By doing this you can now apply role_my_company_website to a node and test it as a cumulative collection of all its underlying cookbooks. Then, if all the dependant cookbooks have proper tests, you only have to worry about testing the output of role_my_company_website without having to test each of its underlying components.

This reduces the amount of repeated work and produces an artifact that is:

• Easy to understand 
• Version controlled 
• Independently testable 

This leads to a cookbook that succinctly describes a particular node in your Chef managed ecosystem. You could use this succinct description of node function to your advantage. For example, your load balancer cookbook could find all nodes that have the run_list of recipes['role_my_company_website'] and automatically add them to its backend server list.

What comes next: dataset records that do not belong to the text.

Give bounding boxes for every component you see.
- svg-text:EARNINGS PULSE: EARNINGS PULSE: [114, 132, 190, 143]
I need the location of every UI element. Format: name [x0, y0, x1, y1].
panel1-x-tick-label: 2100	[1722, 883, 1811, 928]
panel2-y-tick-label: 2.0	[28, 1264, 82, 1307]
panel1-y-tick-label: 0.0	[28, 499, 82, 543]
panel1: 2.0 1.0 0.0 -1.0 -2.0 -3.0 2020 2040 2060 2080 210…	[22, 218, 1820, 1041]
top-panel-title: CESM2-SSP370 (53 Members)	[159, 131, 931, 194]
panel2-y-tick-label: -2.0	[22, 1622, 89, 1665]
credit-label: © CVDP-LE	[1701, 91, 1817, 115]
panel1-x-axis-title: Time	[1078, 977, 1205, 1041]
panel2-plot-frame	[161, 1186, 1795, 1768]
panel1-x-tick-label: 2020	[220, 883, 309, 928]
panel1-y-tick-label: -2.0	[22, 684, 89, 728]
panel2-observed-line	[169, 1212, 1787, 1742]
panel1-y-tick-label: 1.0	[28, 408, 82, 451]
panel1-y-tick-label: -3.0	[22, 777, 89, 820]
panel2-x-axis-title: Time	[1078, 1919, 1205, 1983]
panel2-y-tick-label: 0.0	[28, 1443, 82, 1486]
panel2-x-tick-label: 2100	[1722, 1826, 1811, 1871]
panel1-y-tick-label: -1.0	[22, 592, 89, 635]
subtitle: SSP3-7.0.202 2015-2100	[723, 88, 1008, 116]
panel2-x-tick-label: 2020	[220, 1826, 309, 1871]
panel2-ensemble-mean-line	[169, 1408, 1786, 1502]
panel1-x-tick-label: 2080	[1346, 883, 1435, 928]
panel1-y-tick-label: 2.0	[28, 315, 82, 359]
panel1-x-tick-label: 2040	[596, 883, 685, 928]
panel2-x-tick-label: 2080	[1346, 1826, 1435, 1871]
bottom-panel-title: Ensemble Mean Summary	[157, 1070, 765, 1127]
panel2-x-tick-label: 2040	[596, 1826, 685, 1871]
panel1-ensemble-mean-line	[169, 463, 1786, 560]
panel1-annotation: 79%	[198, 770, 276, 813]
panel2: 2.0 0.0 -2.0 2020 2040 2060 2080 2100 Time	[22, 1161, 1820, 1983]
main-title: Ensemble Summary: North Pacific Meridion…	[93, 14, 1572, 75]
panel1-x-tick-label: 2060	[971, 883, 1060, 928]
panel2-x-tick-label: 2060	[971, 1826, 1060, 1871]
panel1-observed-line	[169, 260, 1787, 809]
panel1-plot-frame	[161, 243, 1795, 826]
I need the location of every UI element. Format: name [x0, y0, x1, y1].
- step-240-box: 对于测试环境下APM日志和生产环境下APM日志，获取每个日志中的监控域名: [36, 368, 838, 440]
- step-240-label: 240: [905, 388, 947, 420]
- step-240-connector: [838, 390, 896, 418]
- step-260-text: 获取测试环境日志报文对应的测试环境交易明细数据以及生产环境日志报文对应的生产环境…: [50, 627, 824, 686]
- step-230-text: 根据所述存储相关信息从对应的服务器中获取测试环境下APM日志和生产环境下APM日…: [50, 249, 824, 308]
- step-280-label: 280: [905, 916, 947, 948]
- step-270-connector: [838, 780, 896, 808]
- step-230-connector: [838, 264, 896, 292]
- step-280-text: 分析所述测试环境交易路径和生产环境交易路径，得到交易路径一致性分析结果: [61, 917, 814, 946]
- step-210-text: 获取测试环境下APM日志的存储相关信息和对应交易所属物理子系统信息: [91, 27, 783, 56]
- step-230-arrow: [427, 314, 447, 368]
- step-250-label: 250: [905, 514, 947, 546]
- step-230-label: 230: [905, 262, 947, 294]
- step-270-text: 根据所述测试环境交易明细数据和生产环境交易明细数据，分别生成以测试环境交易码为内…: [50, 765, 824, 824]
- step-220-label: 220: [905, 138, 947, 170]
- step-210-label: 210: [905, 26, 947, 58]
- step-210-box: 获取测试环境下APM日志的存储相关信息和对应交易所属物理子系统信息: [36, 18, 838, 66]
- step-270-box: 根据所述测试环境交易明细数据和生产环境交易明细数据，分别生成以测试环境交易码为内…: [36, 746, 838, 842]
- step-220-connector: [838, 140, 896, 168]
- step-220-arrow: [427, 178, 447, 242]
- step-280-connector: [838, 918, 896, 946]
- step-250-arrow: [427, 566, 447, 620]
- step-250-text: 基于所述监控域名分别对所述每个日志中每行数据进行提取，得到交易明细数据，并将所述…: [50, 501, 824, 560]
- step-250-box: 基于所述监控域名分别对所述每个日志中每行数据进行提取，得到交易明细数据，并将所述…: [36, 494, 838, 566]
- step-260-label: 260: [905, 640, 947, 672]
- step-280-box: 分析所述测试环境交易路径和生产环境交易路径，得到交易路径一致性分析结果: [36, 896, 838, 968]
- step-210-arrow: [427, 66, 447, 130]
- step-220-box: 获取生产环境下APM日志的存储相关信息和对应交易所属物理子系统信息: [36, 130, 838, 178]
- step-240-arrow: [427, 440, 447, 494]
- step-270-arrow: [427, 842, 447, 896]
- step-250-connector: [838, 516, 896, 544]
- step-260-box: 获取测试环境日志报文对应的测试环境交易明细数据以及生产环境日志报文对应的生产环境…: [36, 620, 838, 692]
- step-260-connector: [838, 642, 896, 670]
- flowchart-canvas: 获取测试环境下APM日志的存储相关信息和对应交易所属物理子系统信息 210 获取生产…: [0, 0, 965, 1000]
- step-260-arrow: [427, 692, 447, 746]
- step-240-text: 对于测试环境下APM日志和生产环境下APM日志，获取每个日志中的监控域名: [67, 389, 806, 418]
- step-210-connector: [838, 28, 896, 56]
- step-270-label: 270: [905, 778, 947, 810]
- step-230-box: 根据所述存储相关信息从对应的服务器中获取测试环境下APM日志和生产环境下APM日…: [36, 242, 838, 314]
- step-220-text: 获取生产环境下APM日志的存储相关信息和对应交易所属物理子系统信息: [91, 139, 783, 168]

The importance of role cookbooks is also seen when using automate workflow. 

If using base cookbooks for multiple projects, pinning should not be done on the base cookbook itself. Since cookbooks are pinned at an environment level if the base cookbook is pinned at the environment and then updated, that base cookbook update will in effect alter all projects using it in that environment (acceptance, union, rehearsal delivered. To prevent this pinning from taking place, through workflow, under

.delivery/build-cookbook/provision.rb 

comment out

delivery-truck::provision

In turn if we version pin only the role cookbook at the environment level, being project specific, any changes made to the role cookbook should not have an effect on any other project.

This does mean that in order for a base cookbook to be updated in a project its version must be changed in the role cookbook. So for every underlying cookbook change the role cookbook will need to be version bumped. This is a much more manual process, but it will provide protection from projects breaking with a change to one base cookbook.

This also has the added benefit of version controlling any version bumps we have in our environments for a given projects node. Since the only version pins in an environment fall on the role cookbook, all other changes to versions should be controlled through the role cookbooks metadata and delivery cli commands. These commits can be tied back to individual users and version changes which will better stabilize the environments.

The leading measure in Workflow, if base cookbooks are not project specific, should sit with role cookbooks. These cookbooks should be used to provision servers, and version pin underlying cookbooks, when going through the Union, Rehearsal and Delivered stages of the Chef Automate Workflow to separate project version pinning.